The ML5 is mostly represented with such variables as museums, art, theater, and concerts. It seems appropriate to label this factor as “Cultural interests”.
The ML4 is represented with attr2_1, sinc2_1, intel2_1, shar2_1, and amb2_1 and can be labeled as “Personal characteristics_2”.
The ML6 is mostly covered with amb3_1, fun3_1, intel3_1, and attr3_1 asking for “Personal characteristics_3”.

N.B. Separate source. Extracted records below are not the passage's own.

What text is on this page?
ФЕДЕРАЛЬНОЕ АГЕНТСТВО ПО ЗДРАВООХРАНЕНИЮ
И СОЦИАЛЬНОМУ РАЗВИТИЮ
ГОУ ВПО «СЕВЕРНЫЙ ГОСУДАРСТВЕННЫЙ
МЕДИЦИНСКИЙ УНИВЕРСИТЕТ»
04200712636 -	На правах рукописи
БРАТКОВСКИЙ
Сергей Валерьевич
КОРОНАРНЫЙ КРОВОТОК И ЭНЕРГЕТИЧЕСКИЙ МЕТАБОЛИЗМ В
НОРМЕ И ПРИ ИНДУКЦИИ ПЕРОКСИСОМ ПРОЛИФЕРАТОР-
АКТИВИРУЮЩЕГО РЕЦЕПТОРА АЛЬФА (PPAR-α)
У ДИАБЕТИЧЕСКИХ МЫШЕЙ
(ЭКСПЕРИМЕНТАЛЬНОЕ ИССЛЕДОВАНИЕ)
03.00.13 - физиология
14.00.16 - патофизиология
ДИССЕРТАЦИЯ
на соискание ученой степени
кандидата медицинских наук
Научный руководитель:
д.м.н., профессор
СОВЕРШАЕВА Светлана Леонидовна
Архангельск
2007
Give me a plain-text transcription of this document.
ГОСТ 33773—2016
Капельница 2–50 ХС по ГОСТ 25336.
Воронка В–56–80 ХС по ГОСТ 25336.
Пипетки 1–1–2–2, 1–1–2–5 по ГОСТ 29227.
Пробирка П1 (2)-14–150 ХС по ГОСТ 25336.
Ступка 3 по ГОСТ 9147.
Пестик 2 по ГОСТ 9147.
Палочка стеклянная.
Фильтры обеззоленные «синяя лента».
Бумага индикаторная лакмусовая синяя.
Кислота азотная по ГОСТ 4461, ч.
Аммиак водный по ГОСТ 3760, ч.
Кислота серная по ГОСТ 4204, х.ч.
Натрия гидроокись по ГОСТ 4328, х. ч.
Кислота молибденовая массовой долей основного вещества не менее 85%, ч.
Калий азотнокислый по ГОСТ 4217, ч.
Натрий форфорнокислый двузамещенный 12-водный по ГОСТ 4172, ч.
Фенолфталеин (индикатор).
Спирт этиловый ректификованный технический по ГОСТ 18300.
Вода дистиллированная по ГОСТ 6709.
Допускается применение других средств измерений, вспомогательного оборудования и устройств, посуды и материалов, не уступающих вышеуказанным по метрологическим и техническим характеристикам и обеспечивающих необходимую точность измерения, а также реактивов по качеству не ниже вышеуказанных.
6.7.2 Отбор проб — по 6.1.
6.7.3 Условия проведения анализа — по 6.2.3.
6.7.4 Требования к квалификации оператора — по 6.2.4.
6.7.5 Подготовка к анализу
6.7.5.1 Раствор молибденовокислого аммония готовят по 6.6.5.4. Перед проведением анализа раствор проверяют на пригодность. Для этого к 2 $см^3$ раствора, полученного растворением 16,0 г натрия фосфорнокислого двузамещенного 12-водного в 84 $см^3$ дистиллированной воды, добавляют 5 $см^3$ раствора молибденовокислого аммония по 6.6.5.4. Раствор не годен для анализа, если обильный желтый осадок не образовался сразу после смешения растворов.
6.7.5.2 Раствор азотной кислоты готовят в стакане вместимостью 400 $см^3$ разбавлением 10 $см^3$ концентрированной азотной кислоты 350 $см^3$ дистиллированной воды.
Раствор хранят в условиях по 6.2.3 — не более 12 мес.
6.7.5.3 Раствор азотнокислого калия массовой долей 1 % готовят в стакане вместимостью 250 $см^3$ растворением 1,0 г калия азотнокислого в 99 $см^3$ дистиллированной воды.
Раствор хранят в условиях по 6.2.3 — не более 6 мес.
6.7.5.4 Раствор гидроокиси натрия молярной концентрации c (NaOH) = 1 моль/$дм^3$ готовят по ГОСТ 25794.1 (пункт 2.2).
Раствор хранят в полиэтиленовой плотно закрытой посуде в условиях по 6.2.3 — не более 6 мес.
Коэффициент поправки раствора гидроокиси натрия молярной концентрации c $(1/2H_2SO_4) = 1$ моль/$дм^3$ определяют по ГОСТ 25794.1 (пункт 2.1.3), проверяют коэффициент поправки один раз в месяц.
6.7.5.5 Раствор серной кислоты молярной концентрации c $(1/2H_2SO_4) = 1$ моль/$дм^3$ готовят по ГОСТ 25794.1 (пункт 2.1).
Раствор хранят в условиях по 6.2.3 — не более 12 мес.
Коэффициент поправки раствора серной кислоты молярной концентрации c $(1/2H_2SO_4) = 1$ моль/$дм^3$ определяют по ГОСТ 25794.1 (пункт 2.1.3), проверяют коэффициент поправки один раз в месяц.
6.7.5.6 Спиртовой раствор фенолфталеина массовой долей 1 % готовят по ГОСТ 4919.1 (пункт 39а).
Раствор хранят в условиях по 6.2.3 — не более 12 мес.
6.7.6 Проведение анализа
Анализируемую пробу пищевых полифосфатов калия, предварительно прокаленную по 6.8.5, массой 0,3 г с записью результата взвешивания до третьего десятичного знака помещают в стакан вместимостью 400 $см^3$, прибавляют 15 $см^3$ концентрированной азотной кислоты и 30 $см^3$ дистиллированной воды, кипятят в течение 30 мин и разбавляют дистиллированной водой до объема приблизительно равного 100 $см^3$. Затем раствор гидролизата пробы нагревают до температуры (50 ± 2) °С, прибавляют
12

The ML1, mostly covered with attr1_1, sinc1_1, amb1_1, and shar1_1, and the ML2, mostly presented by intel1_1 only, can be in turn labeled as “Personal characteristics_1”. Yet as they’re somehow happened to be in separated factors, it becomes quite confusing. So ML2 can be called “Intelligence_1”, I guess.
Lastly, the ML3 is presented by fun2_1 and so, by analogy with the previous one, can be labeled as “Sense of humor_2”. With numbers for each of labels including those indicating the wave of the survey.
Still, it’s a mess :)
Anyways, that’s all for EFA Part 1. Thanks for your attention!